The deal is $40 million short of the $110 million in pension liabilities said to be owed by the Globe properties collectively known as the New England Media Group, and is expected to close in 30 to 60 days. The sale also includes the Globe website, the Boston.com site, the Worcester Telegram & Gazette, a 49 percent stake in Metro Boston, and the direct-mail marketing company GlobeDirect, the New York Times said in a statement yesterday.
“This is a thriving, dynamic region that needs a strong, sustainable Boston Globe playing an integral role in the community’s long-term future,” Henry said in a separate statement. “In coming days there will be announcements concerning those joining me in this community commitment and effort.”
Times Co. put the Globe up for sale in February and hired Evercore Partners Inc. (EVR:US) to manage the process, part of an effort to focus on its flagship New York Times media brand. New York Times, which bought the Globe for $1.1 billion 20 years ago, mostly in stock, is coping with an industrywide decline in advertising that has caused a drop in sales and stock prices. Bids for the Globe were expected to be in the range of $100 million, people familiar with the matter said this year.
The Globe’s average weekday circulation, including digital editions, reached 245,572 this year, less than half of its readership in 1993 when Times Co. bought the paper, according to the Alliance for Audited Media. The newspaper ranks 24th in circulation among U.S. newspapers, putting it behind the San Diego Union-Tribune, the Las Vegas Review-Journal and the Honolulu Star-Advertiser, according to the Alliance.
“As a result of this agreement, we will be able to sharpen our company focus on and investments in The New York Times brand and its journalism,” New York Times Chief Executive Officer Mark Thompson said in the statement.
Interested parties included Rick Daniels, a former president of the Globe, and ex-Time Inc. CEO Jack Griffin, in partnership with cousins Steven and Ben Taylor, whose family once owned the newspaper, the people said.
John Henry and two partners won the Red Sox in December 2001 with a $660 million offer to the Yawkey Trust, along with the assumption of $40 million in debt. In 2004, the club captured its first World Series championship in 86 years and added a second title three years later.
Henry is also the principal owner of Fenway Sports Group, one of the largest sports, media and entertainment companies in the world. In 2010, FSG bought Liverpool Football Club, the 18-time English soccer champion, and its Anfield stadium. The company also owns the New England Sports Network and a 50 percent share in Roush Fenway Racing, a NASCAR racing team.

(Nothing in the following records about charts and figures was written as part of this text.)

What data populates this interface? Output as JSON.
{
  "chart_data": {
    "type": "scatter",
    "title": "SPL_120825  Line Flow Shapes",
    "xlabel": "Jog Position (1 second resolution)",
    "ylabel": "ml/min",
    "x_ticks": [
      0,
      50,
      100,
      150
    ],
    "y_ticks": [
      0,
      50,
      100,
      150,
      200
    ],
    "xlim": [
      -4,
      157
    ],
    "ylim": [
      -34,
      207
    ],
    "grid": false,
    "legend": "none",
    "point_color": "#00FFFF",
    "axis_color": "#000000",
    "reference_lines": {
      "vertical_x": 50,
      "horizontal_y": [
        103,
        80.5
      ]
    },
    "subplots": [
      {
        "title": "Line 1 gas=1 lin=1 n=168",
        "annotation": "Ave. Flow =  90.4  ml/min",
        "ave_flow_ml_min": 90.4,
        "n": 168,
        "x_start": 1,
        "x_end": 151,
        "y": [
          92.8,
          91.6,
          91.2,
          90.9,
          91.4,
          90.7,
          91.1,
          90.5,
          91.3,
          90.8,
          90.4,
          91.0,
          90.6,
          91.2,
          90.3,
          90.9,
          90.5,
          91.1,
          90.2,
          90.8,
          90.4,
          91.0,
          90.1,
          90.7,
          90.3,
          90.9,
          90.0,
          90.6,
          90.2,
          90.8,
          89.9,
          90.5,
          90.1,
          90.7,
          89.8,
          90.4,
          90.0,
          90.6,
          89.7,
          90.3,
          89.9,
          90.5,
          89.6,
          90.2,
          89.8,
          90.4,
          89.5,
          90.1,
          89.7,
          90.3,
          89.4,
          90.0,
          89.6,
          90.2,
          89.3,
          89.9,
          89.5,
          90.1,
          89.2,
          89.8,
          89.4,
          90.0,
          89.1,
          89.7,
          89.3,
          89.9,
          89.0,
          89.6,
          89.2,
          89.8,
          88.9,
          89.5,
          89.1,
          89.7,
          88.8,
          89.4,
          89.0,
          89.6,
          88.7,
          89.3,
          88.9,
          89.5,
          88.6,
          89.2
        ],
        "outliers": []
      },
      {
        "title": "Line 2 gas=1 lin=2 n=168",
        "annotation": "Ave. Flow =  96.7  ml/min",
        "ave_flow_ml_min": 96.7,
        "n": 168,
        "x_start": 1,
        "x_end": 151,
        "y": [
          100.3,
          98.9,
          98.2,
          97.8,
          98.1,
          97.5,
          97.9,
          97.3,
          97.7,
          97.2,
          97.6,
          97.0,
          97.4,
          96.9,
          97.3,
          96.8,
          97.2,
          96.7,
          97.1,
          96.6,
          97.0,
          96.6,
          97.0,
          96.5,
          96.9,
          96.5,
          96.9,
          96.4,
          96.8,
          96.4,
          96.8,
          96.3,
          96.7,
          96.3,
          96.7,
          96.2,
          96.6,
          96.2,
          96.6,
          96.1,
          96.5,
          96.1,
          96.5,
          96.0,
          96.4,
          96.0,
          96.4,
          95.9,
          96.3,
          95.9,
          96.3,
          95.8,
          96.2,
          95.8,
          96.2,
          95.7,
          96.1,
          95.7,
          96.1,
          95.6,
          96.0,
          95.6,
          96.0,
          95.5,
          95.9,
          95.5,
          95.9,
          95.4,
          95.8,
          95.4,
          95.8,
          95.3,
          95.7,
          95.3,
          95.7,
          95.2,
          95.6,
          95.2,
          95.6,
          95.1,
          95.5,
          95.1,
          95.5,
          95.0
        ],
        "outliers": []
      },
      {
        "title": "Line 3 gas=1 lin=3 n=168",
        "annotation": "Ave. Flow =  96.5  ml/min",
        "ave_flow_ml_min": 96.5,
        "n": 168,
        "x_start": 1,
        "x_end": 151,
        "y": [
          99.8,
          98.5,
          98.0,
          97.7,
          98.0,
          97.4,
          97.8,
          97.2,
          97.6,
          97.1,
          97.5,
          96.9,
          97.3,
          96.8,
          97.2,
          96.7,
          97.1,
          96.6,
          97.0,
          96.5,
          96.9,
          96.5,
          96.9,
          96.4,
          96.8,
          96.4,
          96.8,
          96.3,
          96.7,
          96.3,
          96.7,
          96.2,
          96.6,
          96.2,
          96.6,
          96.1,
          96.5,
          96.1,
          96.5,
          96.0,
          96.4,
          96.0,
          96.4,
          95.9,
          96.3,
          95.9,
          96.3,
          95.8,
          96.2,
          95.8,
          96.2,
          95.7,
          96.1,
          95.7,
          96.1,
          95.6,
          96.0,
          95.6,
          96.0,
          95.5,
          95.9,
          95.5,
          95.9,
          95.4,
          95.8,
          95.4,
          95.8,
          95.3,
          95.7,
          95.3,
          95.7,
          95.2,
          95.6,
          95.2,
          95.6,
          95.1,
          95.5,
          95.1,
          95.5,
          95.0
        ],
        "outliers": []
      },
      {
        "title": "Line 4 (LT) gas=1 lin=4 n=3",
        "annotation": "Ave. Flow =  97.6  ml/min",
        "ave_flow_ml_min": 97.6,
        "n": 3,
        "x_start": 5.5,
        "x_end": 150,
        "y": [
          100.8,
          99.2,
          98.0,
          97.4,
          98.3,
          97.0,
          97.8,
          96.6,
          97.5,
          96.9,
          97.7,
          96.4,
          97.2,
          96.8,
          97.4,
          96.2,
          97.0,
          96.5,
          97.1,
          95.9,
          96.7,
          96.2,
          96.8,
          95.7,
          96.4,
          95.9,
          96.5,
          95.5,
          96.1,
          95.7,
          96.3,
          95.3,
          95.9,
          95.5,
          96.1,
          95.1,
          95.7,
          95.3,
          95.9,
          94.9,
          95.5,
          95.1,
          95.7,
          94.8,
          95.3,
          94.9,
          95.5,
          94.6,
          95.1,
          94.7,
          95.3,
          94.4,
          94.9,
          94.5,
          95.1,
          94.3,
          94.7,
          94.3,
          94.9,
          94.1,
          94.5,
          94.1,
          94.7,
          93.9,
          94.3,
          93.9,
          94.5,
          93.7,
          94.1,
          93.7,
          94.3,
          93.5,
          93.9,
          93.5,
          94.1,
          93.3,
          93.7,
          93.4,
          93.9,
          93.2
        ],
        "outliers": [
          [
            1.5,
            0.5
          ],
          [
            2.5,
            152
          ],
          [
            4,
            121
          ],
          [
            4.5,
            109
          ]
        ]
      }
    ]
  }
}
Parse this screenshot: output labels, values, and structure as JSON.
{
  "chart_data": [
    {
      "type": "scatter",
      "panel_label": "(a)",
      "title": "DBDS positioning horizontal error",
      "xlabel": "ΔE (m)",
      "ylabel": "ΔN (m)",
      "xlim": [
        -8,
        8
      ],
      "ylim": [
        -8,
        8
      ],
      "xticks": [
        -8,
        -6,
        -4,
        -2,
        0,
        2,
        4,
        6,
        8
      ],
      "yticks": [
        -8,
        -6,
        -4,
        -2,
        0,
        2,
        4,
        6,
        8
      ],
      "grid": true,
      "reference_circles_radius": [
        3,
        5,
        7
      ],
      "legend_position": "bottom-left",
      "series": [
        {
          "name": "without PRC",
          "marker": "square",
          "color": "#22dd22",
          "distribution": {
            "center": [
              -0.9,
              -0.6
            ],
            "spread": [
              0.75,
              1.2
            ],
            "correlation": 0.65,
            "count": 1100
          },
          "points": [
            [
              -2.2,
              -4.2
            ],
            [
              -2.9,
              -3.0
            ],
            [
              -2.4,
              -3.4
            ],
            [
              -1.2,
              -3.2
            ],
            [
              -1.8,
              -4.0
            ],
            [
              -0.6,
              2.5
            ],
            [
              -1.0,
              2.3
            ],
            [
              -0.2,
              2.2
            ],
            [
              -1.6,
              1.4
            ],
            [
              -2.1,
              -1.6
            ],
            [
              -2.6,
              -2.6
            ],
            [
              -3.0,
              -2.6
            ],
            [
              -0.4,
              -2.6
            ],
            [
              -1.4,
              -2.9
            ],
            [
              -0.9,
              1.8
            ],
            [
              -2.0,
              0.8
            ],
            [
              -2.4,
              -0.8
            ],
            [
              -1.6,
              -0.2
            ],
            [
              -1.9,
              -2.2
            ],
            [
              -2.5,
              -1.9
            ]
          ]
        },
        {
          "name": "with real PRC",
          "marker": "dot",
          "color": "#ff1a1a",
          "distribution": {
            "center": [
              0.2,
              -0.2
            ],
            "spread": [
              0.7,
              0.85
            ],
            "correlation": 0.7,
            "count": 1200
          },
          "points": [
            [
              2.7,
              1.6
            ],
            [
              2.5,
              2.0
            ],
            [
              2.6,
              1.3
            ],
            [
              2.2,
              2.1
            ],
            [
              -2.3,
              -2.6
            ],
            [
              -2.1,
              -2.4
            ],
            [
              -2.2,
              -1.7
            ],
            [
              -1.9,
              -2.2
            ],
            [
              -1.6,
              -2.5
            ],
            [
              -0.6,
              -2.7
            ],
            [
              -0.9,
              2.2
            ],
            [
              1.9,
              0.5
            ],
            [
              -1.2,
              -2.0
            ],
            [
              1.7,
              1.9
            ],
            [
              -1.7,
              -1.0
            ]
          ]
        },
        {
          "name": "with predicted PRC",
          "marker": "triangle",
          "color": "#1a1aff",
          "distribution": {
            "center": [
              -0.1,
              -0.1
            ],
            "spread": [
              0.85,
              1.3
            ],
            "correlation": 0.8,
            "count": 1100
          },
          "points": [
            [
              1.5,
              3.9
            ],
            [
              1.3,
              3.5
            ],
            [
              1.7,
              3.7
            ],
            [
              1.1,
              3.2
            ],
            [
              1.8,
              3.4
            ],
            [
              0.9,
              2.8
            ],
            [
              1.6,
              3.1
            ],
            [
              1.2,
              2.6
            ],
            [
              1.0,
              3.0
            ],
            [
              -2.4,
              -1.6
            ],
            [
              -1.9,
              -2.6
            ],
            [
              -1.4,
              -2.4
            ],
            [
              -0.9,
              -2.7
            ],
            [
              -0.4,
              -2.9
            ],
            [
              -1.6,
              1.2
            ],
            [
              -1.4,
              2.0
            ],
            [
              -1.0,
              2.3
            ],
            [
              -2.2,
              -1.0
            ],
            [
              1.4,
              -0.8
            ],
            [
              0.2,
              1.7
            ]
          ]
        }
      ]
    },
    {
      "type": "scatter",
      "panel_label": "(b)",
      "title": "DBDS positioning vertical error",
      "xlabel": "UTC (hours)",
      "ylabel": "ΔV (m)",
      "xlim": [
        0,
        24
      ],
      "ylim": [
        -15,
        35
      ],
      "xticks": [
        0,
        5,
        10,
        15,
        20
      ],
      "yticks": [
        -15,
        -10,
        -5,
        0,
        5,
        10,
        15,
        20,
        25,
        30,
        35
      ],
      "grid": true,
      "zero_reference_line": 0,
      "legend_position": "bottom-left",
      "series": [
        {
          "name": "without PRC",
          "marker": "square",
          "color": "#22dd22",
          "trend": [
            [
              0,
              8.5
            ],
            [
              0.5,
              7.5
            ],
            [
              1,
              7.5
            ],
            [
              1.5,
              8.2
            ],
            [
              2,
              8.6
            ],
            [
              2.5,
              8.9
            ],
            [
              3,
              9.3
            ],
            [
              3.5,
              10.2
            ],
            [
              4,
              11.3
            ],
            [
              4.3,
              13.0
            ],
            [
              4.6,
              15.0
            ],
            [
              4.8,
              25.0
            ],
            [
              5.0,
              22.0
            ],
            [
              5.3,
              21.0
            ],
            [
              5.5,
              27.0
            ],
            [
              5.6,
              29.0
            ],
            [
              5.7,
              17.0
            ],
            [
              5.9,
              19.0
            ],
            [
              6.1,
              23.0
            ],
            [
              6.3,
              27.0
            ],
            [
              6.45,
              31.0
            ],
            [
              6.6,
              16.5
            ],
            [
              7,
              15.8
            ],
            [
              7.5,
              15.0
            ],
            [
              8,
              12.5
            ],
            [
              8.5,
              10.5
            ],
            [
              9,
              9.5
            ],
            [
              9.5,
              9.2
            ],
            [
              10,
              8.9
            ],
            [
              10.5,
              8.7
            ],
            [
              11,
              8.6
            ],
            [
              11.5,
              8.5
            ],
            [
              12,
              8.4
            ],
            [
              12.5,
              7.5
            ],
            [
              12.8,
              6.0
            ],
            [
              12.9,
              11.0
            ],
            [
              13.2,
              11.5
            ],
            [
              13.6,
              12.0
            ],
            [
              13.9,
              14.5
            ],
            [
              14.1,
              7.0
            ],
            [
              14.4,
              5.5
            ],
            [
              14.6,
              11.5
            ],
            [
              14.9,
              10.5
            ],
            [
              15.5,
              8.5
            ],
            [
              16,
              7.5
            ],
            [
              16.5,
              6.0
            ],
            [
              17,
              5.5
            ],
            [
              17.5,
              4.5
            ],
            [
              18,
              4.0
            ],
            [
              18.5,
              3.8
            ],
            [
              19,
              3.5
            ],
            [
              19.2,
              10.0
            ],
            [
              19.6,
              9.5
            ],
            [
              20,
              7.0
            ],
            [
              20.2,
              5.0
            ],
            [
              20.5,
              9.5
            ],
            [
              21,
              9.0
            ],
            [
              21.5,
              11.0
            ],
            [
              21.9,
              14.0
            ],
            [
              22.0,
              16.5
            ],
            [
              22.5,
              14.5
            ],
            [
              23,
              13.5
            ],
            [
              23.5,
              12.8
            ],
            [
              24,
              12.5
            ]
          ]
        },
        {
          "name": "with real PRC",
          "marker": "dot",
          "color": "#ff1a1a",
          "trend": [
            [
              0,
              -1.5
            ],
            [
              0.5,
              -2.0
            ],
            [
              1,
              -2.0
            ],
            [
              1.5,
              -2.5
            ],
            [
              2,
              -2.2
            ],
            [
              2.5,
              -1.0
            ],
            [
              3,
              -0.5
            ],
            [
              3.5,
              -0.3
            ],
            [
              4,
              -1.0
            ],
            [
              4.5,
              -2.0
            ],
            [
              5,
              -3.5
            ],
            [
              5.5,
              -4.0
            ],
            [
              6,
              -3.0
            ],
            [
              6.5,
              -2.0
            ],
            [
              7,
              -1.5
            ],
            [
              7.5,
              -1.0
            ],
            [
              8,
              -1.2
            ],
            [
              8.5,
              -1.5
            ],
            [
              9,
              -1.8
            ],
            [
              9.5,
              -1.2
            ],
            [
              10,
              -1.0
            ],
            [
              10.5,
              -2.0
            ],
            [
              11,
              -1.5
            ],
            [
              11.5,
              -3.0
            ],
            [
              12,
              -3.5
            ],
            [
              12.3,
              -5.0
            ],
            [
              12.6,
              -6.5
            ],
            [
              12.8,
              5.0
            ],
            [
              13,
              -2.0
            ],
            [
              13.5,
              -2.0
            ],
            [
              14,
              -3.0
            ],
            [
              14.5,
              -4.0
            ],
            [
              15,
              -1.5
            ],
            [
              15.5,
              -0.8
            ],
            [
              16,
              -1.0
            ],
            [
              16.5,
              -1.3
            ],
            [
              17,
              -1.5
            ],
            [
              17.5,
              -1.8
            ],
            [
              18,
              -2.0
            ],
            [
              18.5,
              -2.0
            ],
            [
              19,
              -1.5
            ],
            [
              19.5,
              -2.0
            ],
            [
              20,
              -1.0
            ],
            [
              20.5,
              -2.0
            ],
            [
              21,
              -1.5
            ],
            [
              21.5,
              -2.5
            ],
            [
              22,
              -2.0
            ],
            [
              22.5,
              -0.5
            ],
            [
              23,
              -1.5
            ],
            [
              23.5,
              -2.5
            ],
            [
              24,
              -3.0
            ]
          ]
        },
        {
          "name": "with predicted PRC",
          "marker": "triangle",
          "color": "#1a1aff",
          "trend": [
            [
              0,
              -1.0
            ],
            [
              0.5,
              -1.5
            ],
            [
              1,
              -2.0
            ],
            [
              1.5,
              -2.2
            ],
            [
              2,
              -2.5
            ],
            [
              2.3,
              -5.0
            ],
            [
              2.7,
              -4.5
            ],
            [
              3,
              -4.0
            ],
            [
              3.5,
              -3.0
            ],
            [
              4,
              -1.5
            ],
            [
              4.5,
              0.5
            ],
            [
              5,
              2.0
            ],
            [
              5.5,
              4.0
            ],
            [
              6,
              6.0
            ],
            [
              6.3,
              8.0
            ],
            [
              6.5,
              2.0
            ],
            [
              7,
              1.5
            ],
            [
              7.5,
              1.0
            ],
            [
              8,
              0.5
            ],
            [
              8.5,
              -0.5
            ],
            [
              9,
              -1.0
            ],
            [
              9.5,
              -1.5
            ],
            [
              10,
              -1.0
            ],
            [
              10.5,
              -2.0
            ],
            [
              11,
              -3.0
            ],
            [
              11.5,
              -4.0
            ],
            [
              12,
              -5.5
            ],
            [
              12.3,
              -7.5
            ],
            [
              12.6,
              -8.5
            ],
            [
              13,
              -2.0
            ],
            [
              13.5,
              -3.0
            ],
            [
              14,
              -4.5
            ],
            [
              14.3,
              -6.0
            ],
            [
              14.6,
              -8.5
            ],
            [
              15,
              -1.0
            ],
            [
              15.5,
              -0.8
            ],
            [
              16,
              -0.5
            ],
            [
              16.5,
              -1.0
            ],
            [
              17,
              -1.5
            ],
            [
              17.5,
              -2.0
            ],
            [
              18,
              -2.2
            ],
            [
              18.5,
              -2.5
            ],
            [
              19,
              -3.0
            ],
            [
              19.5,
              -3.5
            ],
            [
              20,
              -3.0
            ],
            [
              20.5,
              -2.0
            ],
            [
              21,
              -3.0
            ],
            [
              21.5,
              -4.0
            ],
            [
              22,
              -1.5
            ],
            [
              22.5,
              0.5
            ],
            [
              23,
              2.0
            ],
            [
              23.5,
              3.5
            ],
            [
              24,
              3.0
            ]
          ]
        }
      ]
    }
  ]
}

Times Co. rose 1.4 percent, or 16 cents, to $11.93 in New York Stock Exchange composite trading on Aug. 2. The shares are up 40 percent this year, headed for the biggest annual advance since 2009.
The publisher, controlled by the Ochs-Sulzberger family, had worked on a plan to sell the Globe since 2012, when it received an unsolicited bid from Daniels, along with Heberden Ryan, a managing director of private-equity firm Boston Post Partners LLC, a person familiar with the matter has said. While their bid was about $100 million, it included contingencies that made it less attractive, the person said.
New York Times has rebuffed proposals that exceeded $100 million in the past. In 2011, Freedom Communications Inc. CEO Aaron Kushner, publisher of the Orange County Register and other California papers, offered more than $300 million, according to another person familiar with the deal who asked not to be identified because the matter was private.
Kushner’s offer included the assumption of both qualified and unqualified pensions. Times Co. turned down the offer because it didn’t include enough cash up front, according to another person, who also requested not to be named because the talks weren’t public.
The New England Media Group, the division that manages the Globe, has about $110 million in pension liabilities, people familiar with the matter said in June.
Times Co. preferred cash to help offset the liabilities, rather than bids that assume even part of them, one of the people said. Such bids would be less attractive because the Globe’s pension liabilities would revert back to Times Co. if a new owner of the Boston newspaper were to become insolvent, the people said.